Remembering Nelson Mandela

By:
Jess Auerbach
Class Year:
2016
Concentration:
Anthropology

It is so incongruous that it seems unreal, yet perhaps this is the miracle, this quiet moment of reflection in the business of the peaceful everyday that impacts upon us all.

I am five years old and my parents are shouting and dad has tears running down his face, the first time I have seen him cry - come, come and watch the TV! (this is unusual because normally we're not allowed, our parents tell us it is full of propaganda, a word we don't yet understand). I and my twin brother rush into the room and we see a man raise his fist in the air and we are told that this is the man who will heal our country, give us a future that is free of prison and exile and fear. It is an early, visceral memory.

It is the beginning of the 90s and I begin school, and it is a liberal school that has always been multiracial, but still majority white, and the police come and make us practice bomb drills and our parents are furious but still a little on edge.
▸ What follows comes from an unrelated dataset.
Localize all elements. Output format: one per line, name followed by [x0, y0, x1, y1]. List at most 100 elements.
Even today I know exactly what position to assume if I am gunned when in a bus, and I remember the shapes of plastic model landmines and how many seconds a grenade will take to explode - how easy it is to teach children to be afraid. 
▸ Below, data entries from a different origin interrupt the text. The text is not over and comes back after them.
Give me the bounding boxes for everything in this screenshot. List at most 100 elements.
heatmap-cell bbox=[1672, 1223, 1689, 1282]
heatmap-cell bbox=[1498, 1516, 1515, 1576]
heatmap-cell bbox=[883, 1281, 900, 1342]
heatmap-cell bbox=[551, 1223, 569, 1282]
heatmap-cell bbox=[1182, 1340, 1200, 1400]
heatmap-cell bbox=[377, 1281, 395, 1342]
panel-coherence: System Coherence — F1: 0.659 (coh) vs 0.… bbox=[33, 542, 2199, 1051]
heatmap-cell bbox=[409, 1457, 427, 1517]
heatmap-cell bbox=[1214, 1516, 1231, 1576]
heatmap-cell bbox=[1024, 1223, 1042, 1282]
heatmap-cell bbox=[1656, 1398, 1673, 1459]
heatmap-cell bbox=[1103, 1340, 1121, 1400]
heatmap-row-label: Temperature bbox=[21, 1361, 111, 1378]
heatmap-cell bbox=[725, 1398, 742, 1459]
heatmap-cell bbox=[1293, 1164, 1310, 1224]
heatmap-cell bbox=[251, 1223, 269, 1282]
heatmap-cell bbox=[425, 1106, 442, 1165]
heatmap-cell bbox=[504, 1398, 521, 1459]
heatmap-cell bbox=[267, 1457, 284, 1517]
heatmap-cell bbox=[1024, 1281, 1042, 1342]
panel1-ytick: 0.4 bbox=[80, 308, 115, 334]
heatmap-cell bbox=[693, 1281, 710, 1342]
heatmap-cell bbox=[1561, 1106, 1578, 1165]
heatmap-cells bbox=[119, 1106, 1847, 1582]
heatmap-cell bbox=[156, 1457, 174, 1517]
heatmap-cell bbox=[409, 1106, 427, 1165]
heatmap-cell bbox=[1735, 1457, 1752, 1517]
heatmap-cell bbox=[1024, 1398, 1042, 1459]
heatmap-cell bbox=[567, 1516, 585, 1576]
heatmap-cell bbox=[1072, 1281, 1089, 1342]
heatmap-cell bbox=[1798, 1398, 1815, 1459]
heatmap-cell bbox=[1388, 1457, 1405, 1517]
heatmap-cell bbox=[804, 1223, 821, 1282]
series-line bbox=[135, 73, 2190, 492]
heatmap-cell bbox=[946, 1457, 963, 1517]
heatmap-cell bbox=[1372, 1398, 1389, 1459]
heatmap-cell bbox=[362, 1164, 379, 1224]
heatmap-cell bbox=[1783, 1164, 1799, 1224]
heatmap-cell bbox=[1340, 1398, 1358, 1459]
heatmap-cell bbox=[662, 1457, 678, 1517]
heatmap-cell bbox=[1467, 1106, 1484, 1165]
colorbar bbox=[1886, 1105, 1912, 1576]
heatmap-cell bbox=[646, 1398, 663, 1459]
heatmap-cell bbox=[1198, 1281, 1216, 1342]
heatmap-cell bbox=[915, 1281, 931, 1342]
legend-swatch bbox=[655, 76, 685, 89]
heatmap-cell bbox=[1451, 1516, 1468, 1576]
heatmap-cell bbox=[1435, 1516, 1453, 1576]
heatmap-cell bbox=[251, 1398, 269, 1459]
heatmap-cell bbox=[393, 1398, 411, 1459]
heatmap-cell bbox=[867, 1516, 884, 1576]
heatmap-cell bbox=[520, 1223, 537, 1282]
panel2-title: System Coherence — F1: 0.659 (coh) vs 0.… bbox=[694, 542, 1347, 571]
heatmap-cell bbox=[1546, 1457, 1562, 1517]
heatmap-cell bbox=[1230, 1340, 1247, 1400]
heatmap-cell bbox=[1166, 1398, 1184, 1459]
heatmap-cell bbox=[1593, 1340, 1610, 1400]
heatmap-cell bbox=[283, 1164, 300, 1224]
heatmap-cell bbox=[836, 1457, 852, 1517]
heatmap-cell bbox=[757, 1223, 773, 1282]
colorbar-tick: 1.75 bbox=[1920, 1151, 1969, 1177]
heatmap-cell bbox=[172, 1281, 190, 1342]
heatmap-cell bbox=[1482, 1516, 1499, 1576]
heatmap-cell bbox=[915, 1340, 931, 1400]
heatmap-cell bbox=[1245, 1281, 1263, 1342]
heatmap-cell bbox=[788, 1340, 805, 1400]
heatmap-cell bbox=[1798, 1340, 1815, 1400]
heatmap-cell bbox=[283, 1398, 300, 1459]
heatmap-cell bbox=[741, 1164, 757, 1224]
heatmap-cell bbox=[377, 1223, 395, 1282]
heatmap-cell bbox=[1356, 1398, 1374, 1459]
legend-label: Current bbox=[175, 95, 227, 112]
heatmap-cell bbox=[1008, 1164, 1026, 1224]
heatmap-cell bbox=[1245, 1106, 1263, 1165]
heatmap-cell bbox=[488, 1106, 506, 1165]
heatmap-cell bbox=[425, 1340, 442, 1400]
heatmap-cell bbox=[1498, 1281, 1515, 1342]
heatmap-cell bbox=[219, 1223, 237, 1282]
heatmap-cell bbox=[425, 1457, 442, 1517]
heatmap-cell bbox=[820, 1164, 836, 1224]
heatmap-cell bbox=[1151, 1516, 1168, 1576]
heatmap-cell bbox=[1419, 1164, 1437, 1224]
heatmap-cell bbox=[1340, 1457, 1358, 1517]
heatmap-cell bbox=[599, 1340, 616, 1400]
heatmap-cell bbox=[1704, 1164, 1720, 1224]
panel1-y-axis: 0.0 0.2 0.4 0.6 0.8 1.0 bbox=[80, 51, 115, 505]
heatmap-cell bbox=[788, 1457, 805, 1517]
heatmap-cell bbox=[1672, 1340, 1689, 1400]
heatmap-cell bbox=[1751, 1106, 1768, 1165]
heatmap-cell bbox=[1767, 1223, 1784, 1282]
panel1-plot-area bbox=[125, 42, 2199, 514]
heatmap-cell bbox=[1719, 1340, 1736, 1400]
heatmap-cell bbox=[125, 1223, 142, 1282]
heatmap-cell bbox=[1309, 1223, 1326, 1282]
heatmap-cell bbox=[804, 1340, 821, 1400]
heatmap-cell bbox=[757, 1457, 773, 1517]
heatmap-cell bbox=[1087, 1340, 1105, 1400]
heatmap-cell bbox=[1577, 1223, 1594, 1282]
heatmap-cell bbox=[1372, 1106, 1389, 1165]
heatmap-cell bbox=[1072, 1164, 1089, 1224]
Many families are packing their lives and moving to New Zealand, and for nearly two decades it will not occur to me that anyone other than racist white people would choose to live in that gentle country that today I so admire. I wish to be black, because I can already see what it means to have this skin in this place, and spend hours fantasizing about the patterns I would braid in my hair if only it would stay, instead of slipping out immediately, stubbornly downwards. 

And then it election day and there is weeping and dancing and my father and my grandfather explain the holocaust that brought Oupa here, explain what it meant to come to a country that was at war with itself, explain what it meant to have love limited in every way whether in Germany or in South Africa, and everybody, everybody, is going to vote and I think with pride that one day I will do this too. 

For Christmas I am given the abridged edition of Long Walk to Freedom and I read it and read it and read it again, and then I visit Oupa and make my way through his shelf of once-banned literature (no more abridged editions, please!) and read everything I can find on the holocaust and on apartheid. Biko affirms my hunch that black is indeed most beautiful. By the age of 10 I have cried myself to sleep on countless nights at the horror of humanity, and I say to my parents I want nothing to do with death - I will become a vegetarian.

At 19, I vote, and I am filled with pride.

At 23 I vote again, this time anxiously - who to choose is not so clear, I spend a sleepless night raging between loyalty and fury. The idealism and pragmatism of my age come together and I wish for the moral clarity of childhood. By now I work with refugees and want an open country, a country that gives as much as it had to take to keep the struggle going, that reaches out as much now as it did then, but this time to bring in, not to get out, to change visibly, not invisibly, to lead with love.

At 24 I leave the country to further my studies, and almost immediately the bite of being away begins. I miss home constantly, but I comfort myself that there is much of this to one day bring back. Twelve countries later I am living in Angola, discussing the possibility of lecturing at the University of Katyavala Bwila in Benguela - city with the name of the ocean current that defined my childhood, a current that connects the world at a different angle to the anglophone dream of railways, but no less profoundly. In a quiet moment of an ordinary day I turn on the staff computer and realize the world has changed. Not so dramatically for me - this man is no less present today than yesterday - but the symbols have shifted irrevocably and I have to reorientate my world. 

Tears roll unexpectedly down my cheeks and my Angolan and Cuban colleagues are startled, sad. We sit under a photograph of Eduardo Dos Santos in a monumental frame and we speak a little about how this man, Mandela, represented everything we hope and dream and sometimes cannot attain, the best in us all, the worst overcome. This is not how I imagined the end of his time, far away from home in a language I have come to recently, inflected with Cuban Spanish, but everybody is affected and speaking is important. Students hug me, colleagues send messages, people are patient with me while I stare at screens and say 'well no, I didn't know him, but it's still hard, I feel the sadness of the country' and they hug me again and say 'we understand'. 

It is hard to be far away from home today, this week, yet whatever light has been released into the world, it reaches me here, it reaches us all, and I am grateful and comforted and never more proud whilst at the same time, never more aching. 

In a gleaming new supermarket in a country once wracked by unthinkable violence, a tribute has been set up to Mandela, and I watch from a distance the steady stream of people who pause in their shopping, page through books, speak to one another, hug each other. It is so incongruous that it seems unreal, yet perhaps this is the miracle, this quiet moment of reflection in the business of the peaceful everyday that impacts upon us all. A supermarket built after decades of war, the freedom to buy and sell and then to pause in peace, to read, to reflect - to offer back something. 

For all of this I am thankful, inspired in every interaction with every person. In becoming larger-than-life, despite the weight it put upon the shoulders of a mortal, so clearly human man, the possibilities to recognize and care for one another have been exponentially expanded, in this case, such that it envelops us all, in care for one another, in love.